Dans un autre domaine, l’Intelligence Artificielle va sans aucun doute impacter notre métier. Car nous nous situons entre un monde réel et virtuel ! Nous sommes à une époque où l’on peut facilement modifier une image, falsifier un document ou une preuve visuelle. C’est un risque permanent ! D’ailleurs, le secteur des assurances révèle que le nombre de fraude à l’assurance est en évolution, avec un taux estimé à 75 %. Le Commissaire de Justice peut être le rempart à ces falsifications, car il est habilité à faire un constat, permettant d’attester la véracité d’une image, d’un document ou d’une situation. Ce constat a force probante devant un tribunal, a donc une valeur de preuve.

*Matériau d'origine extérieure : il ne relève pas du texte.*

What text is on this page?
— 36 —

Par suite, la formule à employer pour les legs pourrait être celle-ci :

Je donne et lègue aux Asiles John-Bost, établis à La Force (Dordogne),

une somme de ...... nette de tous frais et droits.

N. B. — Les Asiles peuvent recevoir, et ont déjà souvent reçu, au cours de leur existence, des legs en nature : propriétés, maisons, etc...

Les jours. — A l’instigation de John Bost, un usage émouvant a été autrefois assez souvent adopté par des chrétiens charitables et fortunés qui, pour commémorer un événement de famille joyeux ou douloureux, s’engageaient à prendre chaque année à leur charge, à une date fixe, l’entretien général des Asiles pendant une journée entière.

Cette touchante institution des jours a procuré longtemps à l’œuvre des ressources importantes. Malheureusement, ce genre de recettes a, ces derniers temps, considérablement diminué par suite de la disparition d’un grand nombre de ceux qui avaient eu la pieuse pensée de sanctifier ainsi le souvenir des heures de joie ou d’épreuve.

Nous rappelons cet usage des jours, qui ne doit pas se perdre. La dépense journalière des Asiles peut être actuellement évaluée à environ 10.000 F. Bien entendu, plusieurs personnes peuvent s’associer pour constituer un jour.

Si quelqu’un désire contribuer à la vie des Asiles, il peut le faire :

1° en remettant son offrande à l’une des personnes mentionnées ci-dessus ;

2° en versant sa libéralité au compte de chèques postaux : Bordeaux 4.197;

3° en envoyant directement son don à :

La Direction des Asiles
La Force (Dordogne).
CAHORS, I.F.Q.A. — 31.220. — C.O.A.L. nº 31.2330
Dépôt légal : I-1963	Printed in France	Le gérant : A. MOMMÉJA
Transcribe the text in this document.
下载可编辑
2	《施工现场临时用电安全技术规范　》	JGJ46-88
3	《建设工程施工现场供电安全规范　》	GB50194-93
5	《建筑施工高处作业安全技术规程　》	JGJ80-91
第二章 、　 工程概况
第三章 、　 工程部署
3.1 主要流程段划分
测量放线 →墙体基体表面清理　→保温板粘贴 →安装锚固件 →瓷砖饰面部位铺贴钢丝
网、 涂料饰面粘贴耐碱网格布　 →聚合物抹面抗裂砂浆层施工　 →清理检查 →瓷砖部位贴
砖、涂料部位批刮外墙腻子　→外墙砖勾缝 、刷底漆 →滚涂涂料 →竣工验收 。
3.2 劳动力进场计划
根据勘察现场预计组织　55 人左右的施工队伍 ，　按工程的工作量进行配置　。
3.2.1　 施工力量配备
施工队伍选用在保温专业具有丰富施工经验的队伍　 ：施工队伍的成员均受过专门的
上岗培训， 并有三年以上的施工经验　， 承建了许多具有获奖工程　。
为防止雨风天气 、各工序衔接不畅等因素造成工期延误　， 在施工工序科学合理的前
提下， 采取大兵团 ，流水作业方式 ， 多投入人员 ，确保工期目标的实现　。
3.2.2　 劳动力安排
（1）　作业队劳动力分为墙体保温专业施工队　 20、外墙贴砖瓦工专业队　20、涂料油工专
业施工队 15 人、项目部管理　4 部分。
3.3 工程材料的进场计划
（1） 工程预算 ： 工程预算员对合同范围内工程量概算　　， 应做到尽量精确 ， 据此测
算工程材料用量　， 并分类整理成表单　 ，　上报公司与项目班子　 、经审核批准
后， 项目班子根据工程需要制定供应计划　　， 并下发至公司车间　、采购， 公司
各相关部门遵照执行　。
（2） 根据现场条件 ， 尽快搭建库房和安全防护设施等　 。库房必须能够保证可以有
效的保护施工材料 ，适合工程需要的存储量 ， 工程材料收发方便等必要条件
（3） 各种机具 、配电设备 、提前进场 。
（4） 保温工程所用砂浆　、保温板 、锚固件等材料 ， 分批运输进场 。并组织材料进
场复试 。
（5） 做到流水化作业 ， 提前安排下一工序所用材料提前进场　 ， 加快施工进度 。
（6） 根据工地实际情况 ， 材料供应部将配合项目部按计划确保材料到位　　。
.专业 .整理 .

Les conseils que je pourrais donner à ceux qui souhaitent s’engager dans ce métier, seraient d’être persévérant, de travailler et d’avoir des objectifs. Car le concours de Commissaire de Justice est plus difficile que celui d’avocat. Il est aussi plus simple de s’associer que de travailler en indépendant, car il existe alors la possibilité d’échanger, de partager et de se conseiller.

La rencontre biennale s’est faite sur fond de concours à projets

Sandra Etheve, Commissaire de Justice, a animé cette journée de rencontres et d’échanges, rythmée par la présentation de projets. Ceux-ci étaient présentés par des Commissaires de Justice venus de toute la France. L’objectif de ce concours ? Présenter des thé­matiques prospectives, permettant de faire évoluer les pratiques, et les offres de service de ce métier.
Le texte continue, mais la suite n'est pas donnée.